Nearly 1,000 neighbors sent a letter to Commissioner Dan Ryan, asking that he have “direct involvement” in negotiating with the nonprofit that’s building the village.
A tiny home village slated to open soon in East Portland is receiving what is now familiar opposition from neighbors of soon-to-be homeless establishments who plead: Put it somewhere, just not here.
Nearly 1,000 residents in the neighborhoods surrounding the pod village sent a letter to Commissioner Dan Ryan bemoaning the prospect, saying the village will attract crime, sex work, vagrancy and drug dealing and result in a drop in their property values.
The village is being built and run by WeShine, a young nonprofit led by a small group of Portlanders who aim to build 10 tiny villages in neighborhoods across the city outfitted with basic cooking and sanitary amenities, case management and behavioral health resources. This particular village, located on Northeast Halsey Street in the Parkrose neighborhood, will prioritize LGBTQ+ and BIPOC Portlanders.

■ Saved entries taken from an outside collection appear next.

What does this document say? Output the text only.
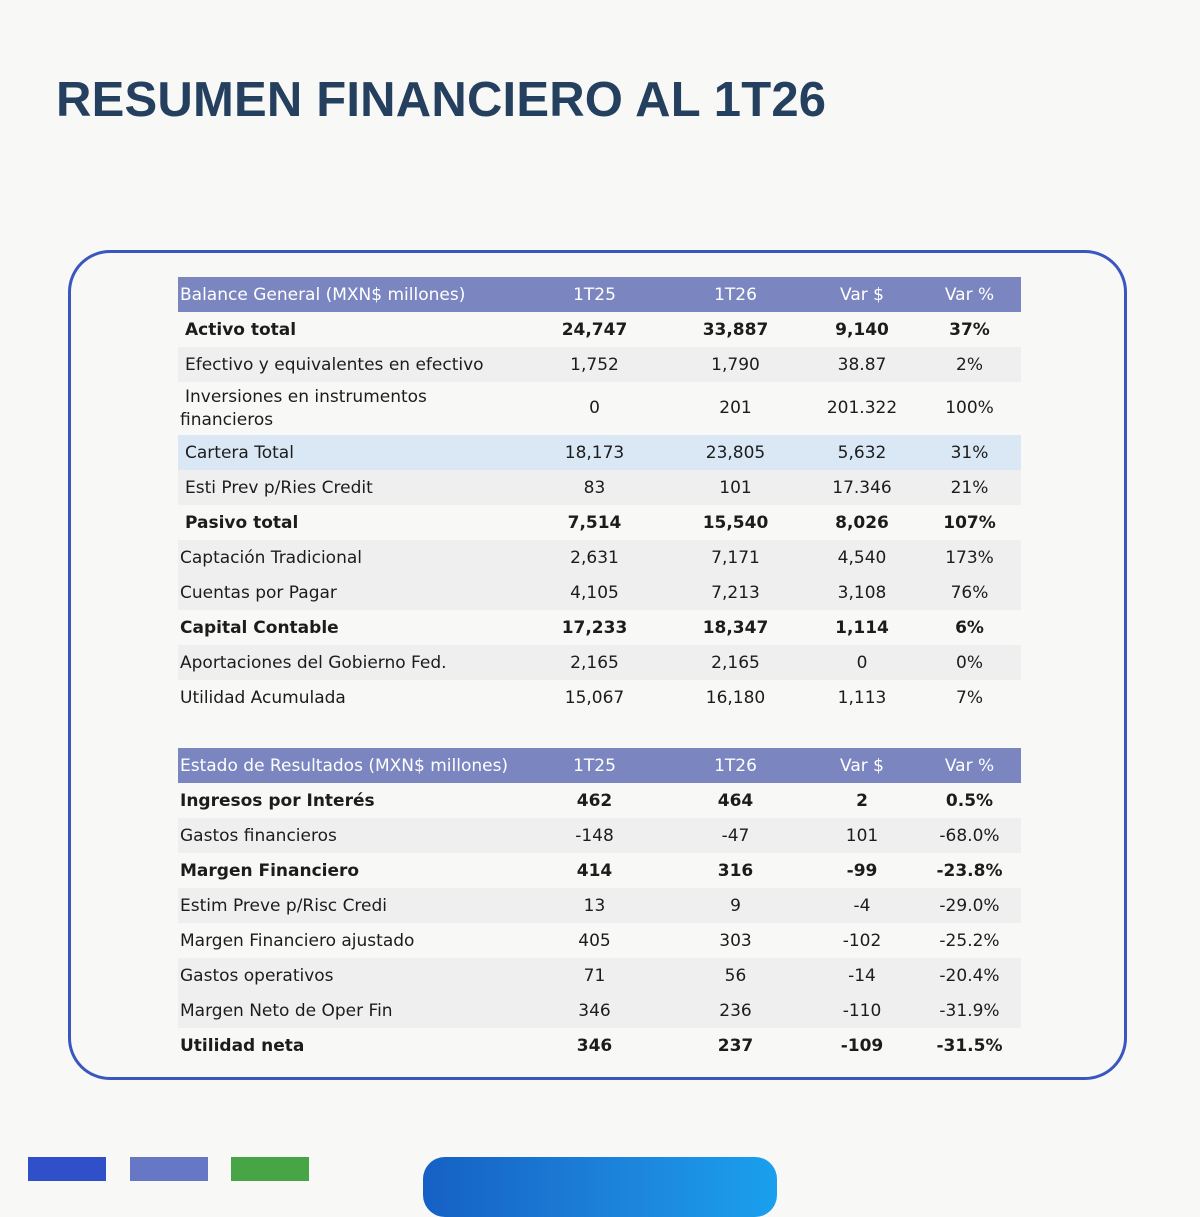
RESUMEN FINANCIERO AL 1T26
Balance General (MXN$ millones)	1T25	1T26	Var $	Var %
Activo total	24,747	33,887	9,140	37%
Efectivo y equivalentes en efectivo	1,752	1,790	38.87	2%
Inversiones en instrumentos
financieros	0	201	201.322	100%
Cartera Total	18,173	23,805	5,632	31%
Esti Prev p/Ries Credit	83	101	17.346	21%
Pasivo total	7,514	15,540	8,026	107%
Captación Tradicional	2,631	7,171	4,540	173%
Cuentas por Pagar	4,105	7,213	3,108	76%
Capital Contable	17,233	18,347	1,114	6%
Aportaciones del Gobierno Fed.	2,165	2,165	0	0%
Utilidad Acumulada	15,067	16,180	1,113	7%
Estado de Resultados (MXN$ millones)	1T25	1T26	Var $	Var %
Ingresos por Interés	462	464	2	0.5%
Gastos financieros	-148	-47	101	-68.0%
Margen Financiero	414	316	-99	-23.8%
Estim Preve p/Risc Credi	13	9	-4	-29.0%
Margen Financiero ajustado	405	303	-102	-25.2%
Gastos operativos	71	56	-14	-20.4%
Margen Neto de Oper Fin	346	236	-110	-31.9%
Utilidad neta	346	237	-109	-31.5%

The nonprofit held a heated meeting about the village at the church in May. Some neighbors yelled and cursed, according to attendees who spoke to WW.
Arlene Kimura, president of the Hazelwood Neighborhood Association, attended the church meeting.
“I didn’t want to be part of a yelling match,” Kimura says. “There was a very vocal minority who made it a very contentious meeting.”
The letter sent by neighbors recounted the meeting, too: “When confronted with community concerns, WeShine board member Ms. Janet McManus shamed the opposition, saying, ‘What have you done for the homeless?’”
The neighbors wrote to Ryan that they had requested assurances from WeShine that the neighborhood wouldn’t be affected by “sex work in public,” predatory drug dealing, vandalism and “vagrancy,” among other concerns. The neighbors requested “direct involvement” from Ryan himself.
They described a particular camper that the church allowed to stay on its property: “After a year of living with the untreated and menacing tent camper, the church finally gave the camper a 90-day eviction notice….This experience has made us conscious of how important detailed planning is to the success of homelessness solutions.”
Ryan’s office has previously said it supports the nonprofit’s village, and spokeswoman Margaux Weeke says their office has “not sent an official response to the letter.”
The opposition to WeShine is similar to that experienced by the city’s other planned tiny house villages. While several neighborhoods tried to lobby the city to do criminal background checks on residents and require them to be sober, the city wouldn’t budge, insisting the villages maintain a low barrier to admission to serve Portlanders most in need. (Only two of the villages are currently operational.)
Executive director McManus sent a letter to the Joint Office of Homeless Services on June 20, upset it hadn’t yet finalized its contract with WeShine.
She wrote that the lack of funding would halt the nonprofit’s ability to open the village and pay employees and that she and other leaders had to spend $8,000 out of their own pockets to continue construction.
“We are stunned by the JOHS’s failure to date to honor the verbal commitments made by staff [in March] to reimburse a large part of WeShine’s development costs for the Parkrose Community Village prior to completing a formal contractual agreement,” McManus wrote.
Former Joint Office executive director Marc Jolin replied on June 21: “While I was hopeful that we could move forward more quickly on the contracting and cover expenses incurred this fiscal year, I would not have told you that we could release funding to you before a contract was in place.”
(WeShine is slated to get two rounds of funding from the Joint Office, one for this past fiscal year and another in the coming year.)
The Joint Office confirmed WeShine has since received the promised dollars for construction. The two parties are still finalizing the next fiscal year’s contract.
The new opening date has been pushed back to early August. While WeShine awaits a commercial permit from the city to build kitchen and bathroom facilities, McManus says it will make do with portable toilets and mobile showers.